Avrupa İstikrarsızlaşıyor

Görünüşe göre Avrupa 2008 ekonomik krizini kemer sıkma politikaları ile atlatmış olsa da, krizin faturasının Fransa, İtalya, İspanya ve Yunanistan gibi ülkelerde orta ve dar gelirlilere ödetilmiş olmasının siyasi sonuçları Avrupa siyasetini yakın dönemde şekillendirecek.

Fransa’da iki haftadan beri devam eden gösteriler sırasında ortaya çıkan şiddet görüntüleri tüm dünyayı şaşırttı.

‘Sarı Yelekliler’ adında bir sosyal hareket tarafından yönetilen ve tüm Fransa çapında gerçekleşen protestolara 200.000 kişinin katıldığı tahmin ediliyor.

Bine yakın insanın yaralandığı gösterilerde iki kişi de hayatını kaybetti.

Fransa, göçmen kökenlilerin banliyölerde çıkardığı isyandan sonra ilk defa böyle bir toplumsal hareketle karşı karşıya.

Fakat bu sefer ayaklananlar Fransa’nın paryaları olan göçmenler değil, orta ve alt düzey gelire sahip beyaz Fransızlar.

Yani, Fransa’nın küreselleşme ve neo-liberal politikalardan en çok zarar gören orta ve işçi sınıfı ayaklanmış durumda.

Sorbonne Üniversitesi öğretim üyesi tarihçi Michel Pigenet’e göre Fransa, Fransız Devrimi’nden beri ilk defa böyle bir toplumsal harekete şahit oluyor.

Zira protestoların baskın karakteri herhangi bir sendika, parti ya da STK tarafından organize edilmemeleri.

Hiyerarşik bir yapısı olmayan ‘Sarı Yelekliler’in liderleri de yok, hareket içerisinde baskın bir ideoloji de yok.

Görünüşte akaryakıt fiyatlarına getirilen ekstra vergileri protesto eden aşırı sol ve aşırı sağ grupları ‘Sarı Yelekliler’ adı altında bir araya getiren iki ortak nokta var:

Birincisi Merkel liderliğindeki Almanya’nın, Avrupa çapında uygulattığı kemer sıkma politikaları.

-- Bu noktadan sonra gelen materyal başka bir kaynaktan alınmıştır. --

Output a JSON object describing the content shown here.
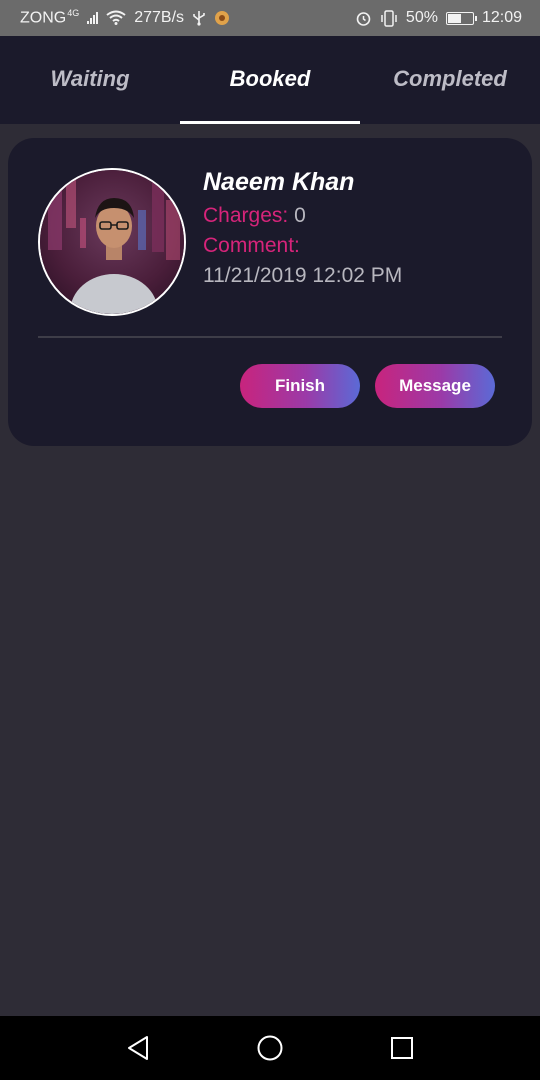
{
  "status_bar": {
    "carrier": "ZONG",
    "network": "4G",
    "speed": "277B/s",
    "battery": "50%",
    "time": "12:09"
  },
  "tabs": [
    {
      "label": "Waiting",
      "active": false
    },
    {
      "label": "Booked",
      "active": true
    },
    {
      "label": "Completed",
      "active": false
    }
  ],
  "booking": {
    "name": "Naeem Khan",
    "charges_label": "Charges:",
    "charges_value": "0",
    "comment_label": "Comment:",
    "comment_value": "",
    "datetime": "11/21/2019 12:02 PM",
    "finish_label": "Finish",
    "message_label": "Message"
  },
  "colors": {
    "accent_pink": "#d6247a",
    "card_bg": "#1b1a2b",
    "page_bg": "#2e2c36"
  },
  "nav": {
    "back_icon": "back-triangle-icon",
    "home_icon": "home-circle-icon",
    "recents_icon": "recents-square-icon"
  }
}
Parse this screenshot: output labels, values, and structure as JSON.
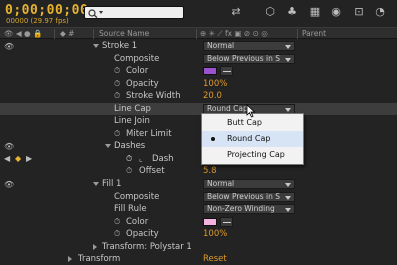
{
  "header": {
    "timecode": "0;00;00;00",
    "fps_text": "00000 (29.97 fps)",
    "search": {
      "value": "",
      "placeholder": ""
    }
  },
  "columns": {
    "source_name": "Source Name",
    "parent": "Parent"
  },
  "layers": {
    "stroke": {
      "label": "Stroke 1",
      "blend": "Normal",
      "composite": {
        "label": "Composite",
        "value": "Below Previous in S"
      },
      "color": {
        "label": "Color",
        "swatch": "#9a52d0"
      },
      "opacity": {
        "label": "Opacity",
        "value": "100%"
      },
      "stroke_width": {
        "label": "Stroke Width",
        "value": "20.0"
      },
      "line_cap": {
        "label": "Line Cap",
        "value": "Round Cap"
      },
      "line_join": {
        "label": "Line Join"
      },
      "miter_limit": {
        "label": "Miter Limit"
      },
      "dashes": {
        "label": "Dashes"
      },
      "dash": {
        "label": "Dash"
      },
      "offset": {
        "label": "Offset",
        "value": "5.8"
      }
    },
    "fill": {
      "label": "Fill 1",
      "blend": "Normal",
      "composite": {
        "label": "Composite",
        "value": "Below Previous in S"
      },
      "fill_rule": {
        "label": "Fill Rule",
        "value": "Non-Zero Winding"
      },
      "color": {
        "label": "Color",
        "swatch": "#f3b2df"
      },
      "opacity": {
        "label": "Opacity",
        "value": "100%"
      }
    },
    "transform_polystar": {
      "label": "Transform: Polystar 1"
    },
    "transform": {
      "label": "Transform",
      "reset": "Reset"
    }
  },
  "line_cap_menu": {
    "options": [
      "Butt Cap",
      "Round Cap",
      "Projecting Cap"
    ],
    "selected": "Round Cap"
  },
  "colors": {
    "timecode": "#e8b330",
    "value": "#e09a2b",
    "background": "#232323"
  }
}
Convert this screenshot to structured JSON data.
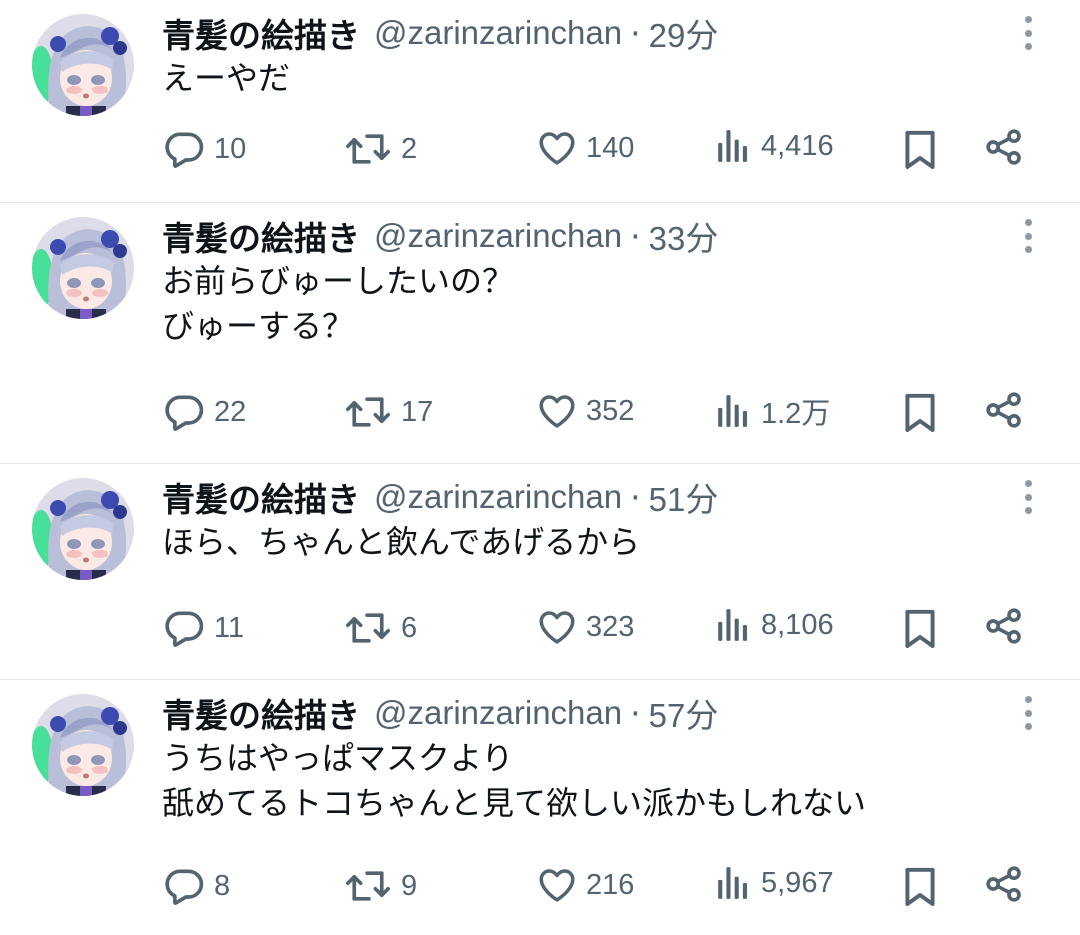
{
  "tweets": [
    {
      "name": "青髪の絵描き",
      "handle": "@zarinzarinchan",
      "time": "29分",
      "lines": [
        "えーやだ"
      ],
      "replies": "10",
      "retweets": "2",
      "likes": "140",
      "views": "4,416"
    },
    {
      "name": "青髪の絵描き",
      "handle": "@zarinzarinchan",
      "time": "33分",
      "lines": [
        "お前らびゅーしたいの？",
        "びゅーする？"
      ],
      "replies": "22",
      "retweets": "17",
      "likes": "352",
      "views": "1.2万"
    },
    {
      "name": "青髪の絵描き",
      "handle": "@zarinzarinchan",
      "time": "51分",
      "lines": [
        "ほら、ちゃんと飲んであげるから"
      ],
      "replies": "11",
      "retweets": "6",
      "likes": "323",
      "views": "8,106"
    },
    {
      "name": "青髪の絵描き",
      "handle": "@zarinzarinchan",
      "time": "57分",
      "lines": [
        "うちはやっぱマスクより",
        "舐めてるトコちゃんと見て欲しい派かもしれない"
      ],
      "replies": "8",
      "retweets": "9",
      "likes": "216",
      "views": "5,967"
    }
  ],
  "separator": "·",
  "icons": {
    "reply": "speech-bubble-icon",
    "retweet": "retweet-arrows-icon",
    "like": "heart-icon",
    "views": "bar-chart-icon",
    "bookmark": "bookmark-icon",
    "share": "share-nodes-icon",
    "more": "vertical-dots-icon"
  },
  "colors": {
    "text": "#0f1419",
    "secondary": "#536471",
    "divider": "#e1e6ea",
    "avatar_hair": "#b9bfd9",
    "avatar_accent": "#3b4bb0",
    "avatar_glow": "#2de08a"
  }
}
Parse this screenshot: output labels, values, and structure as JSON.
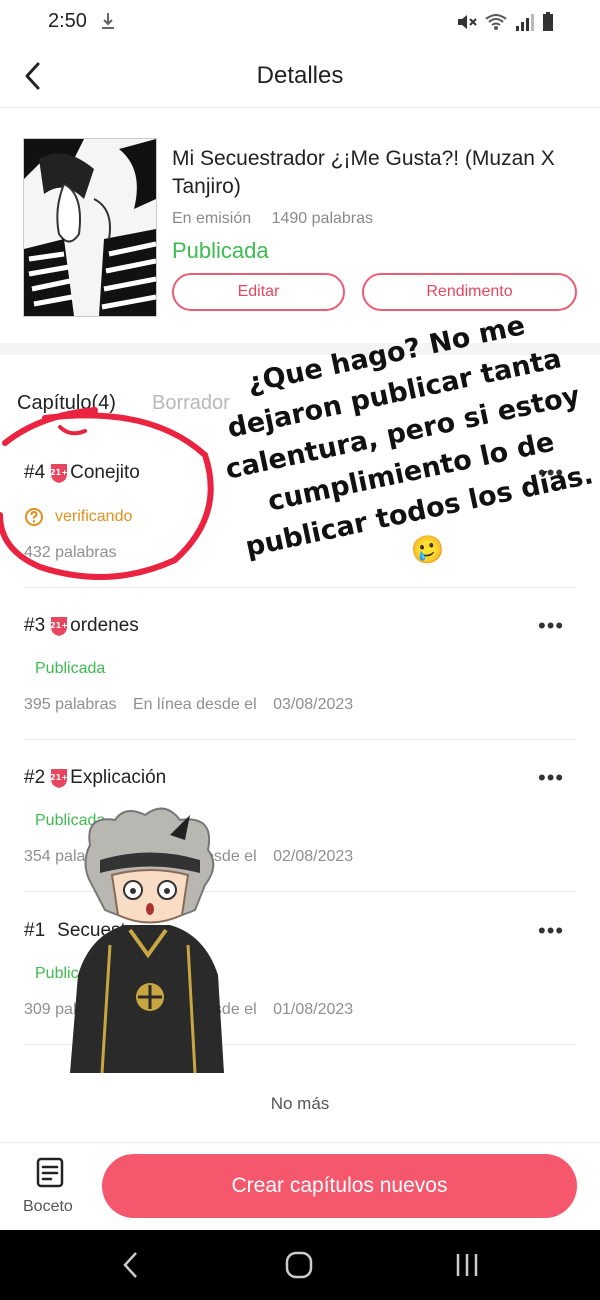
{
  "status_bar": {
    "time": "2:50"
  },
  "header": {
    "title": "Detalles"
  },
  "book": {
    "title": "Mi Secuestrador ¿¡Me Gusta?! (Muzan X Tanjiro)",
    "state": "En emisión",
    "words": "1490 palabras",
    "status": "Publicada",
    "edit_label": "Editar",
    "performance_label": "Rendimento"
  },
  "tabs": {
    "chapters": "Capítulo(4)",
    "drafts": "Borrador"
  },
  "chapters": [
    {
      "number": "#4",
      "name": "Conejito",
      "status": "verificando",
      "words": "432 palabras"
    },
    {
      "number": "#3",
      "name": "ordenes",
      "status": "Publicada",
      "words": "395 palabras",
      "online": "En línea desde el",
      "date": "03/08/2023"
    },
    {
      "number": "#2",
      "name": "Explicación",
      "status": "Publicada",
      "words": "354 palabras",
      "online": "En línea desde el",
      "date": "02/08/2023"
    },
    {
      "number": "#1",
      "name": "Secuestro",
      "status": "Publicada",
      "words": "309 palabras",
      "online": "En línea desde el",
      "date": "01/08/2023"
    }
  ],
  "age_badge": "21+",
  "list_end": "No más",
  "bottom": {
    "draft_label": "Boceto",
    "create_label": "Crear capítulos nuevos"
  },
  "overlay_text": "¿Que hago? No me dejaron publicar tanta calentura, pero si estoy cumplimiento lo de publicar todos los días. 🥲",
  "colors": {
    "accent": "#f5576c",
    "published": "#3dbb4d",
    "verifying": "#e0901b"
  }
}
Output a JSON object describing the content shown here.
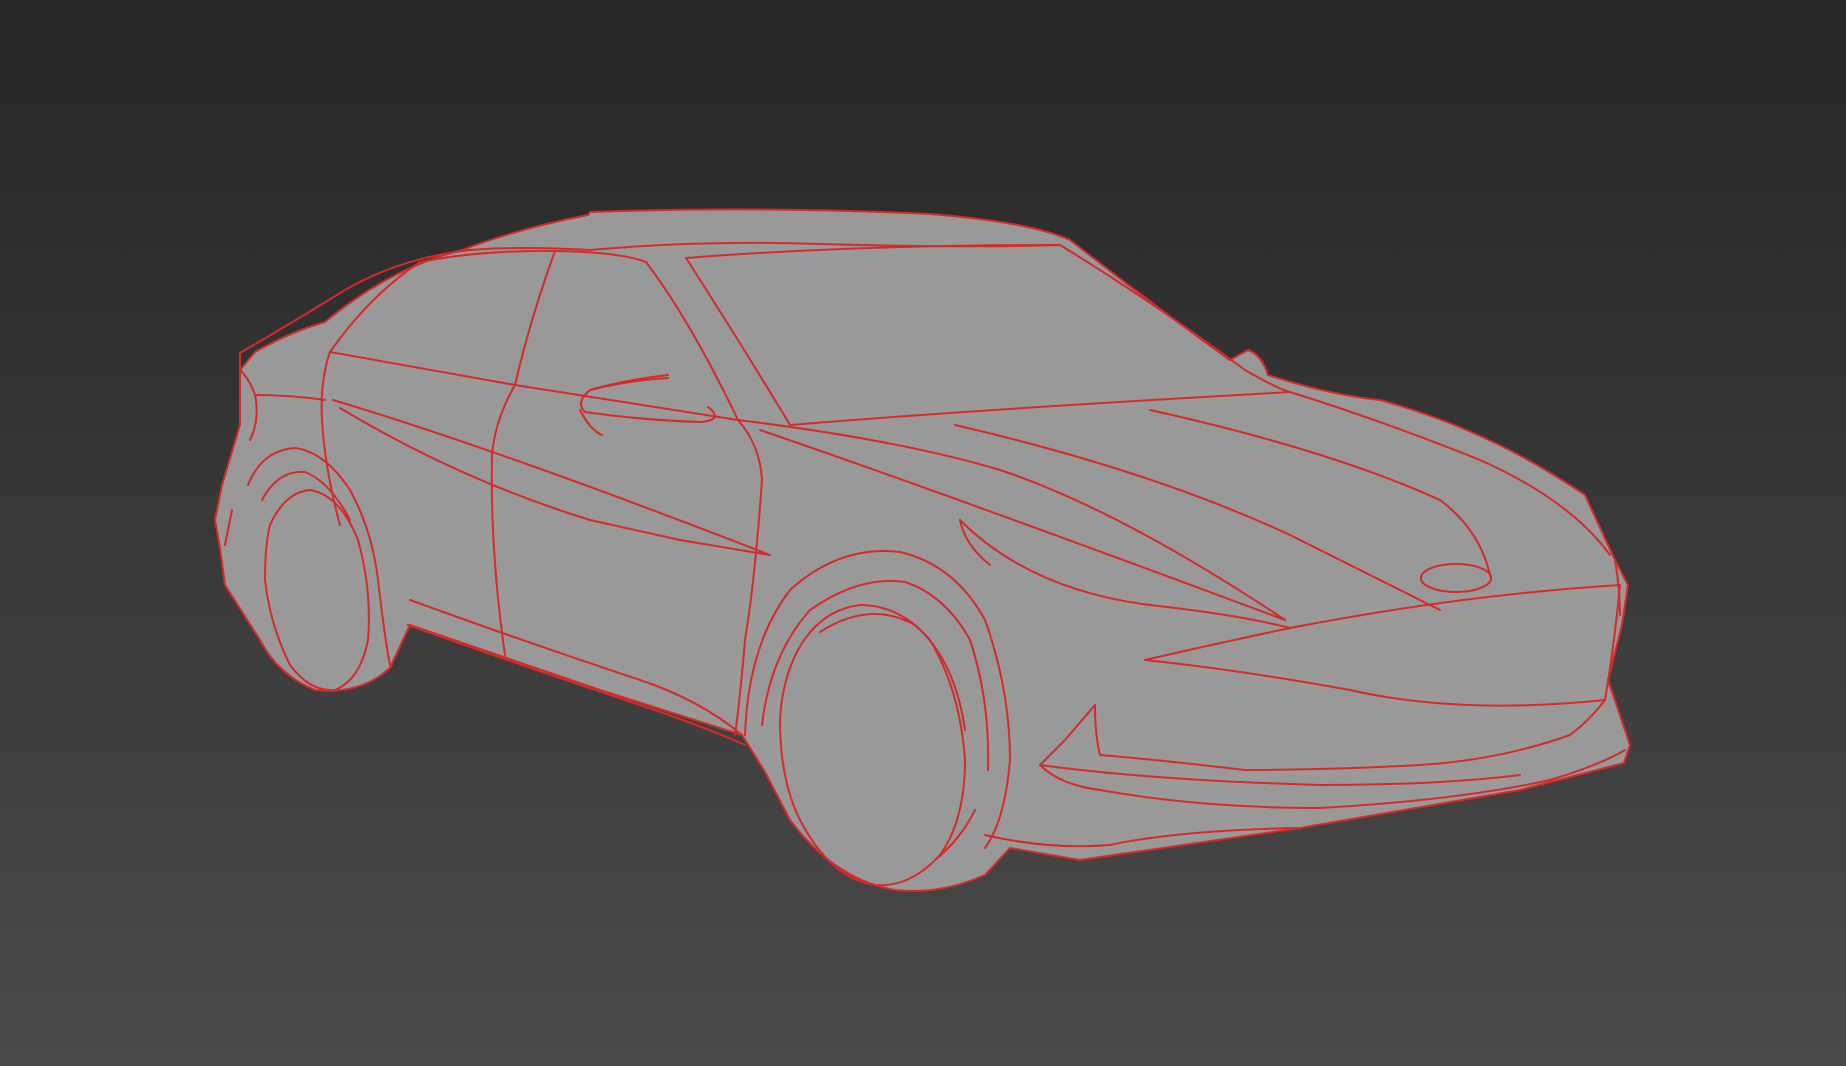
{
  "viewport": {
    "background_top": "#262626",
    "background_bottom": "#4a4a4a",
    "model": {
      "fill": "#999999",
      "edge_color": "#d42a2a",
      "shading": "flat-with-edged-faces"
    }
  }
}
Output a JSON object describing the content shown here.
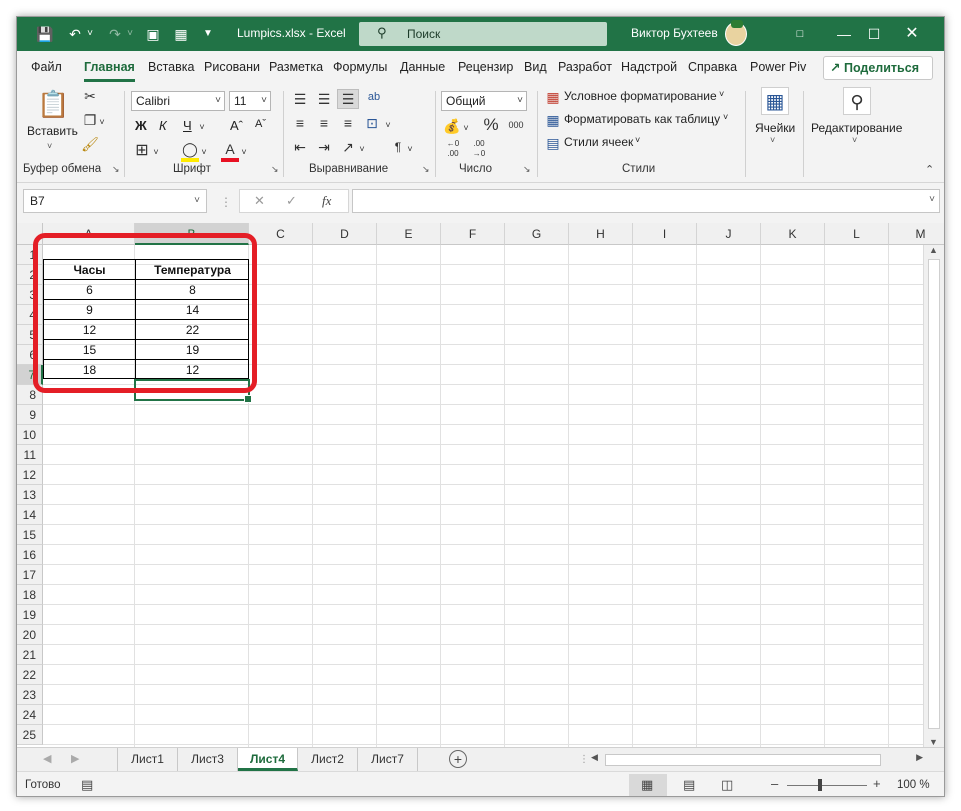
{
  "titlebar": {
    "filename": "Lumpics.xlsx  -  Excel",
    "search_label": "Поиск",
    "user_name": "Виктор Бухтеев",
    "accent": "#217346"
  },
  "menu": {
    "tabs": [
      "Файл",
      "Главная",
      "Вставка",
      "Рисовани",
      "Разметка",
      "Формулы",
      "Данные",
      "Рецензир",
      "Вид",
      "Разработ",
      "Надстрой",
      "Справка",
      "Power Piv"
    ],
    "active_tab": "Главная",
    "share_label": "Поделиться"
  },
  "ribbon": {
    "paste_label": "Вставить",
    "font_name": "Calibri",
    "font_size": "11",
    "number_format": "Общий",
    "conditional_formatting": "Условное форматирование",
    "format_as_table": "Форматировать как таблицу",
    "cell_styles": "Стили ячеек",
    "cells_label": "Ячейки",
    "editing_label": "Редактирование",
    "bold": "Ж",
    "italic": "К",
    "underline": "Ч",
    "groups": {
      "clipboard": "Буфер обмена",
      "font": "Шрифт",
      "alignment": "Выравнивание",
      "number": "Число",
      "styles": "Стили"
    }
  },
  "formula_bar": {
    "name_box": "B7",
    "fx": "fx",
    "value": ""
  },
  "grid": {
    "columns": [
      "A",
      "B",
      "C",
      "D",
      "E",
      "F",
      "G",
      "H",
      "I",
      "J",
      "K",
      "L",
      "M"
    ],
    "selected_column": "B",
    "rows": [
      "1",
      "2",
      "3",
      "4",
      "5",
      "6",
      "7",
      "8",
      "9",
      "10",
      "11",
      "12",
      "13",
      "14",
      "15",
      "16",
      "17",
      "18",
      "19",
      "20",
      "21",
      "22",
      "23",
      "24",
      "25"
    ],
    "selected_row": "7",
    "table": {
      "headers": [
        "Часы",
        "Температура"
      ],
      "rows": [
        [
          "6",
          "8"
        ],
        [
          "9",
          "14"
        ],
        [
          "12",
          "22"
        ],
        [
          "15",
          "19"
        ],
        [
          "18",
          "12"
        ]
      ]
    }
  },
  "sheets": {
    "tabs": [
      "Лист1",
      "Лист3",
      "Лист4",
      "Лист2",
      "Лист7"
    ],
    "active": "Лист4"
  },
  "status": {
    "ready": "Готово",
    "zoom": "100 %"
  }
}
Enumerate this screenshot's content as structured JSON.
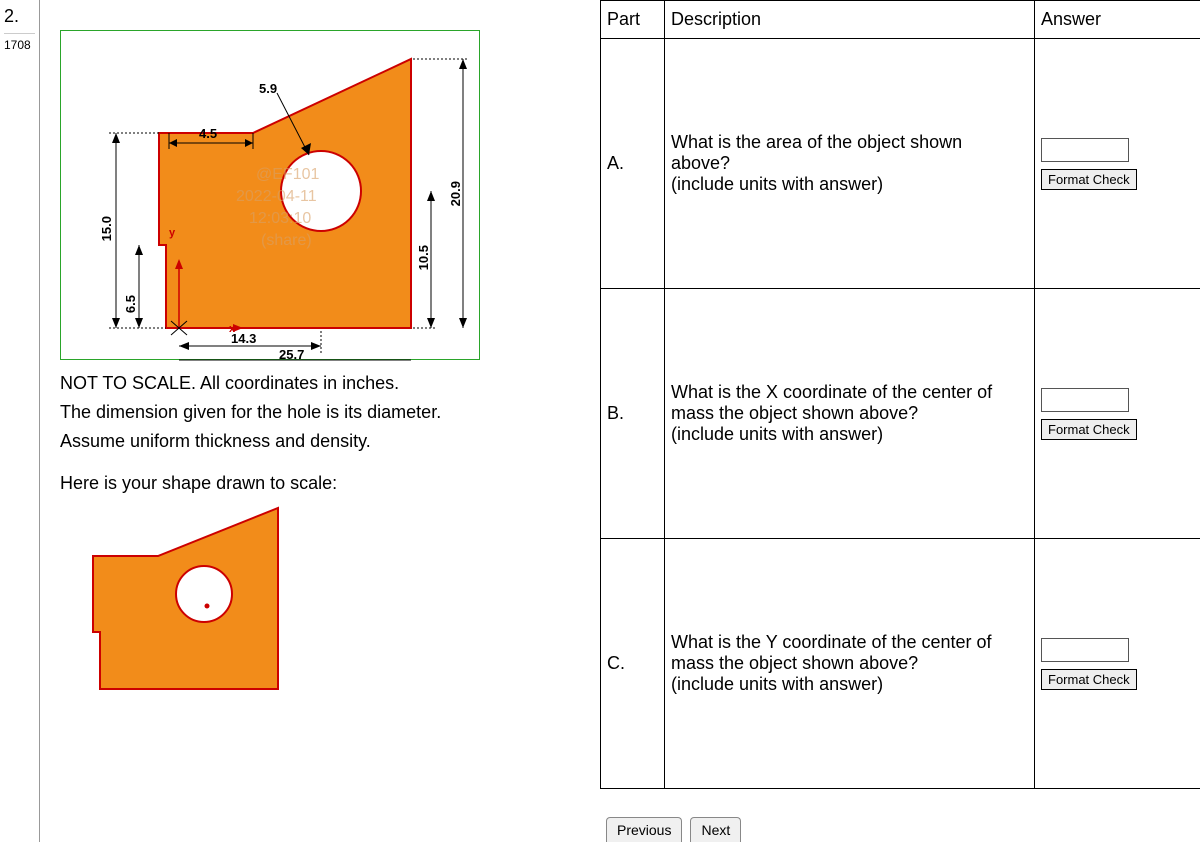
{
  "question": {
    "number": "2.",
    "points": "1708"
  },
  "figure": {
    "dims": {
      "d59": "5.9",
      "d45": "4.5",
      "d150": "15.0",
      "d65": "6.5",
      "d143": "14.3",
      "d257": "25.7",
      "d105": "10.5",
      "d209": "20.9"
    },
    "watermark": {
      "l1": "@EF101",
      "l2": "2022-04-11",
      "l3": "12:03:10",
      "l4": "(share)"
    },
    "axis_y": "y",
    "axis_x": "x"
  },
  "notes": {
    "l1": "NOT TO SCALE. All coordinates in inches.",
    "l2": "The dimension given for the hole is its diameter.",
    "l3": "Assume uniform thickness and density."
  },
  "lead": "Here is your shape drawn to scale:",
  "table": {
    "headers": {
      "part": "Part",
      "desc": "Description",
      "ans": "Answer"
    },
    "rows": [
      {
        "part": "A.",
        "desc_l1": "What is the area of the object shown",
        "desc_l2": "above?",
        "desc_l3": "(include units with answer)"
      },
      {
        "part": "B.",
        "desc_l1": "What is the X coordinate of the center of",
        "desc_l2": "mass the object shown above?",
        "desc_l3": "(include units with answer)"
      },
      {
        "part": "C.",
        "desc_l1": "What is the Y coordinate of the center of",
        "desc_l2": "mass the object shown above?",
        "desc_l3": "(include units with answer)"
      }
    ],
    "format_check_label": "Format Check",
    "prev_label": "Previous",
    "next_label": "Next"
  },
  "colors": {
    "shape_fill": "#f28c1a",
    "shape_stroke": "#c00",
    "accent": "#2aa52a"
  }
}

İkincisi ise küreselleşme ve neo-liberal politikalardan en fazla kar eden Fransız elitlerine karşı duyulan nefret.

Görünüşe göre Avrupa 2008 ekonomik krizini kemer sıkma politikaları ile atlatmış olsa da, krizin faturasının Fransa, İtalya, İspanya ve Yunanistan gibi ülkelerde orta ve dar gelirlilere ödetilmiş olmasının siyasi sonuçları Avrupa siyasetini yakın dönemde şekillendirecek.

Aşırı sağ partilere ve gruplara göre bu gelişmelerin müsebbibi yani günah keçisi belli; “işlerimizi elimizden alan göçmenler, mülteciler ve Avrupa’yı Brükselden yöneten Eurokratlar (AB Bürokrasisi).”

Bundan dolayı tüm Avrupa çapında Hristiyan ve Sosyal Demokrat merkez partiler çökerken, aşırı sağ ve ona bir tepki olarak da aşırı sol yükselişte.

Siyasi yelpazenin iki ucundaki bu marjinal partilerin şimdilik ortak düşmanı, Macronlar ve Merkeller.

Bundan dolayı yakın gelecekte ortak düşmanın yani merkez partilerin tamamen çökmesiyle Avrupa siyasetini aşırı sol ve aşırı sağ arasındaki sert kavganın belirleyeceğini görülüyor.

Bu durum açık olarak Avrupa’nın İkinci Dünya Savaşı sonrası ekonomik olarak çok istifade ettiği siyasal istikrarını kaybedeceği bir döneme girdiğimize işaret ediyor.